The first Yankees out in the ninth inning was Alex Rodriguez's routine grounder to Wilson, ending an 0-for-4 game for A-Rod.
"The big out was with Alex in the ninth," Wakamatsu said. "It kind of gave himself a little breathing room. It was just a tremendous performance --  efficient pitches. I thought he had command of almost all of his pitches. I thought his cutter was extremely effective."
The Yankees were impressed with Lee's performance.
"I actually thought we swung the bats as good tonight as we have the last three or four times that we've seen him," manager Joe Girardi said. "We squared some balls up; I thought they played good defense behind him. We didn't strike out. We were making contact, but when they got to seven [runs], that was pretty big.
"[Lee] never beats himself. He never walks people. He has the ability to strike you out, and he locates extremely well.
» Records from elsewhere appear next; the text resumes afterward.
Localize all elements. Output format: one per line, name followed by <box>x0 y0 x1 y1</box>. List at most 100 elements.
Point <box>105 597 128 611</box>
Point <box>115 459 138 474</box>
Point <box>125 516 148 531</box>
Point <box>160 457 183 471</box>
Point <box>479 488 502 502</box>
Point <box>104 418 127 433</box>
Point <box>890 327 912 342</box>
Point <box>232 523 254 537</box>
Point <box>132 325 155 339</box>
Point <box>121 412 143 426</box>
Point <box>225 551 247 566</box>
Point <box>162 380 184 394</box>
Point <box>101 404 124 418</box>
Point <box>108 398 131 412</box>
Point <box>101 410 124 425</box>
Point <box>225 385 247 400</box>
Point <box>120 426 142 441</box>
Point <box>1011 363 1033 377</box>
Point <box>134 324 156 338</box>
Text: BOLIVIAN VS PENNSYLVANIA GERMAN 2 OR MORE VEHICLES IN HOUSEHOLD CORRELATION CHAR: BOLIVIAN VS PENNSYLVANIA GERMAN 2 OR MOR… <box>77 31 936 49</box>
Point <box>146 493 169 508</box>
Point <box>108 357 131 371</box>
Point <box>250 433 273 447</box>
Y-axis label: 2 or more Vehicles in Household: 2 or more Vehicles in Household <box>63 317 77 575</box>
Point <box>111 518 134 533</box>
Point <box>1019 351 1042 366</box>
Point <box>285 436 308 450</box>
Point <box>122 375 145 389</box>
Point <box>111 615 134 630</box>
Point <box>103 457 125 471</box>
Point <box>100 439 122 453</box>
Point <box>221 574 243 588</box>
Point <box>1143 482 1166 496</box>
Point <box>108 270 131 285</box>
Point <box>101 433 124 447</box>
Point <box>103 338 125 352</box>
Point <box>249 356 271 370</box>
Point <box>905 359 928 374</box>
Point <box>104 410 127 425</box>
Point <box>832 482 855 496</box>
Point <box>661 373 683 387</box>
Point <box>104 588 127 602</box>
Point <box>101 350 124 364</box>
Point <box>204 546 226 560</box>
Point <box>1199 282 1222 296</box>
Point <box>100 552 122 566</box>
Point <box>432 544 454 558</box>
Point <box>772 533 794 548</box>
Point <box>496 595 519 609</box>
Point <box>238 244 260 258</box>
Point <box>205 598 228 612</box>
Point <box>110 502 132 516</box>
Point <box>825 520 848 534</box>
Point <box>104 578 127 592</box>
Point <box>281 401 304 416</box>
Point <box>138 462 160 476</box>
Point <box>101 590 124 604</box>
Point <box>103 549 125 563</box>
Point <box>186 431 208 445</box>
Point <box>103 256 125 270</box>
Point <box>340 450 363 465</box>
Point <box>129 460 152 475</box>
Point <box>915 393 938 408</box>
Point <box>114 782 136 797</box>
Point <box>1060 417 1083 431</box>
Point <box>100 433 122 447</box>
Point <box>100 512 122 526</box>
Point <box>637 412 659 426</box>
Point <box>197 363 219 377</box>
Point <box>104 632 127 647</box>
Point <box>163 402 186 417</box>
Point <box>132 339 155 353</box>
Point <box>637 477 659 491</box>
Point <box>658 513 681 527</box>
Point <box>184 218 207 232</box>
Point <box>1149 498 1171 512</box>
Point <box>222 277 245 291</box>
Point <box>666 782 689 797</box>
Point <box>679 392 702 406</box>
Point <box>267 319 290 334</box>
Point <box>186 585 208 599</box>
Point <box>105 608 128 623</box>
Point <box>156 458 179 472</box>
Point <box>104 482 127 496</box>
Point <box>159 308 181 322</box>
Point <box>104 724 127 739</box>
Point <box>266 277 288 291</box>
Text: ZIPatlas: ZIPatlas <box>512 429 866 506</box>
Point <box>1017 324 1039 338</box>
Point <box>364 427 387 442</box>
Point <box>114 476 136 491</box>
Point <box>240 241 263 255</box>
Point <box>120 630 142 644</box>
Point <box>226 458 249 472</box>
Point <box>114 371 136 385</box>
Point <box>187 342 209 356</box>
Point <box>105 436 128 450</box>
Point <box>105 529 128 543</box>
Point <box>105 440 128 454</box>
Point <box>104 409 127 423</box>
He knows how to change speeds extremely well. He's got a little sink to it, he's got a little cut to it, he's got a curveball, a slider and a changeup. He just knows how to pitch, and his command is very, very good."
Lee's streak of consecutive walk-free innings ended at 38 1/3 when he issued a full-count free pass to designated hitter Jorge Posada in the second inning.
Lee had faced 144 batters since walking Nick Punto of the Twins on June 2.
The streaks were the longest in Mariners history. Jamie Moyer previously held the longest streak of innings without a walk at 28 1/3 in 2002. Lee's three consecutive starts without a walk were also a club record.
Lee has now issued five walks in 95 2/3 innings this season.
"Whatever," Lee said. "[Posada] fouled off a 3-2 pitch and took a pretty close pitch [for ball four]. You have to credit him for getting a walk there. I was ahead of him, 1-2, and had chances to get him out but missed too much, and he drew a walk."